22 juin 2022
Cour de cassation
Pourvoi n° 20-21.411

Chambre sociale - Formation de section

Publié au Bulletin

ECLI:FR:CCASS:2022:SO00778

Titre

  • contrat de travail, rupture
  • résiliation judiciaire
  • prise d'effet
  • date
  • date du jugement ou de l'arrêt prononçant la résiliation
  • conditions
  • détermination
  • applications diverses
  • contrat à durée déterminée
  • portée

Sommaire

Il résulte des articles 1224 et 1227 du code civil qu'en cas de résiliation judiciaire du contrat de travail, la date d'effet de la résiliation ne peut être fixée qu'au jour de la décision qui la prononce dès lors que le contrat n'a pas été rompu avant cette date et que le salarié est toujours au service de l'employeur. Viole ces dispositions la cour d'appel qui prononce la rupture anticipée d'un contrat à durée déterminée aux torts exclusifs de l'employeur pour faute grave à la date à laquelle avait été commise par celui-ci l'atteinte physique portée au salarié constitutive de cette faute, alors qu'à cette date le contrat n'avait pas été rompu et que le salarié, mis, en raison de l'atteinte subie, en arrêt de travail jusqu'au terme du contrat de travail, était demeuré au service de son employeur

Texte de la décision

SOC.

LG



COUR DE CASSATION
______________________


Audience publique du 22 juin 2022




Cassation partielle


M. CATHALA, président



Arrêt n° 778 FS-B

Pourvoi n° M 20-21.411


Aide juridictionnelle partielle en défense
au profit de M. [N].
Admission du bureau d'aide juridictionnelle
près la Cour de cassation
en date du 25 mai 2021.




R É P U B L I Q U E F R A N Ç A I S E

_________________________

AU NOM DU PEUPLE FRANÇAIS
_________________________


ARRÊT DE LA COUR DE CASSATION, CHAMBRE SOCIALE, DU 22 JUIN 2022

La société 1 Clic Réception, société par actions simplifiée, dont le siège est [Adresse 1], a formé le pourvoi n° M 20-21.411 contre l'arrêt rendu le 10 septembre 2020 par la cour d'appel de Poitiers (chambre sociale), dans le litige l'opposant à M. [L] [N], domicilié [Adresse 2], défendeur à la cassation.

La demanderesse invoque, à l'appui de son pourvoi, les deux moyens de cassation annexés au présent arrêt.

Le dossier a été communiqué au procureur général.

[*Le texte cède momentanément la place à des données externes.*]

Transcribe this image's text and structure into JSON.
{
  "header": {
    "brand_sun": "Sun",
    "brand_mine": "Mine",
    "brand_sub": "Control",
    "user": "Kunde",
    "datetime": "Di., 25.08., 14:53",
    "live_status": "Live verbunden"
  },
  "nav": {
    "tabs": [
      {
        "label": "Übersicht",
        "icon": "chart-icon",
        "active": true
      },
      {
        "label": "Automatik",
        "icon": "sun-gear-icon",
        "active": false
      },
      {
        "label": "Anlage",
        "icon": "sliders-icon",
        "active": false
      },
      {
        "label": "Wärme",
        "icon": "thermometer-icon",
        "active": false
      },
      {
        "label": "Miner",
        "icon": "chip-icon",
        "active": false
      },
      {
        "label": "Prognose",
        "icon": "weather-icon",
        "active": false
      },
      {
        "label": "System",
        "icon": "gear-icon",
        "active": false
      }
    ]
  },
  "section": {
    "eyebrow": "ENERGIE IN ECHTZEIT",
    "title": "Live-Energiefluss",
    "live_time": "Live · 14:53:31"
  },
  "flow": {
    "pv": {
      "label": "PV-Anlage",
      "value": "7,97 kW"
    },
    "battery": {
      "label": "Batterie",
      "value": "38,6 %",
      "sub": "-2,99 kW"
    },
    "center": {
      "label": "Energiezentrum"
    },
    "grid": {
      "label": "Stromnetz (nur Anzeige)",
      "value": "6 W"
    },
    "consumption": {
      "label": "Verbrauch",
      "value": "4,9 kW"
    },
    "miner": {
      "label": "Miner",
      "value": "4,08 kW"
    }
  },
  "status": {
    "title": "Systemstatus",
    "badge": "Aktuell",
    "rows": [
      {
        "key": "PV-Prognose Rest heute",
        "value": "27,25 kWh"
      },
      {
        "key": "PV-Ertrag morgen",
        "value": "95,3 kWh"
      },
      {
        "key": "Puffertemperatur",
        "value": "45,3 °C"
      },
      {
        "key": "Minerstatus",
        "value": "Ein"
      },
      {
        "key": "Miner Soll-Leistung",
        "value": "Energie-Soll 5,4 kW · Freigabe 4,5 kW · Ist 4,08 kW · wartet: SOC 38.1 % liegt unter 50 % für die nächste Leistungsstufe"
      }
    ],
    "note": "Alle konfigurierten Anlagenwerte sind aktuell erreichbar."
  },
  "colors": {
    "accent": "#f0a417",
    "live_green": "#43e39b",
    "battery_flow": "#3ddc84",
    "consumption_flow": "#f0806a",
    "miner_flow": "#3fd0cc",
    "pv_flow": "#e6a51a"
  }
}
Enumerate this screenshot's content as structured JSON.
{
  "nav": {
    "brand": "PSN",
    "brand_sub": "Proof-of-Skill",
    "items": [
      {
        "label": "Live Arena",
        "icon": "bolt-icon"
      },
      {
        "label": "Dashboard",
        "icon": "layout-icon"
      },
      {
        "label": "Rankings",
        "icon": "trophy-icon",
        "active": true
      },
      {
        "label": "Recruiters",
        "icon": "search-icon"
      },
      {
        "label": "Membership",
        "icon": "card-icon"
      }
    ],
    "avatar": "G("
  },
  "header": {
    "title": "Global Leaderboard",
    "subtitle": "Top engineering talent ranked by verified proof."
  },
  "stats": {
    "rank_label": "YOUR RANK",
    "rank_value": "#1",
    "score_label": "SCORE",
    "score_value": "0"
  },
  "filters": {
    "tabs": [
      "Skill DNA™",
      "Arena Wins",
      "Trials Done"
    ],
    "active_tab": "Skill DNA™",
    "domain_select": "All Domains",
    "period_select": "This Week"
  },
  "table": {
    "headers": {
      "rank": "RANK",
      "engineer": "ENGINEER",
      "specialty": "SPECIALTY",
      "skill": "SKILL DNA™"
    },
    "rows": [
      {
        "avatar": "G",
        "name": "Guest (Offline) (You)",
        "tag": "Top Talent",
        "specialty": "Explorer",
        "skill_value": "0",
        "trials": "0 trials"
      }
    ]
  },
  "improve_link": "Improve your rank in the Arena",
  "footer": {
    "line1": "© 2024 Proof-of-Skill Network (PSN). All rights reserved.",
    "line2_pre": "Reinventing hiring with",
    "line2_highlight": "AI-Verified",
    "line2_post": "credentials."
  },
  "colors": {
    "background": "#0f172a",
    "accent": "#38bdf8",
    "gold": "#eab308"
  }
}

Sur le rapport de Mme Monge, conseiller, les observations de la SCP de Nervo et Poupet, avocat de la société 1 Clic Réception, de la SCP Lyon-Caen et Thiriez, avocat de M. [N], et l'avis de Mme Rémery, avocat général, après débats en l'audience publique du 11 mai 2022 où étaient présents M. Cathala, président, Mme Monge, conseiller rapporteur, M. Schamber, conseiller doyen, Mme Cavrois, MM. Sornay, Rouchayrole, Flores, Mme Lecaplain-Morel, conseillers, Mmes Ala, Thomas-Davost, Techer, conseillers référendaires, Mme Rémery, avocat général, et Mme Piquot, greffier de chambre,

la chambre sociale de la Cour de cassation, composée, en application de l'article R. 431-5 du code de l'organisation judiciaire, des président et conseillers précités, après en avoir délibéré conformément à la loi, a rendu le présent arrêt.

Faits et procédure

1. Selon l'arrêt attaqué (Poitiers, 10 septembre 2020), M. [N] a été engagé pour cinq mois en qualité d'employé par la société 1 Clic Réception (la société) suivant contrat à durée déterminée saisonnier du 23 avril 2018.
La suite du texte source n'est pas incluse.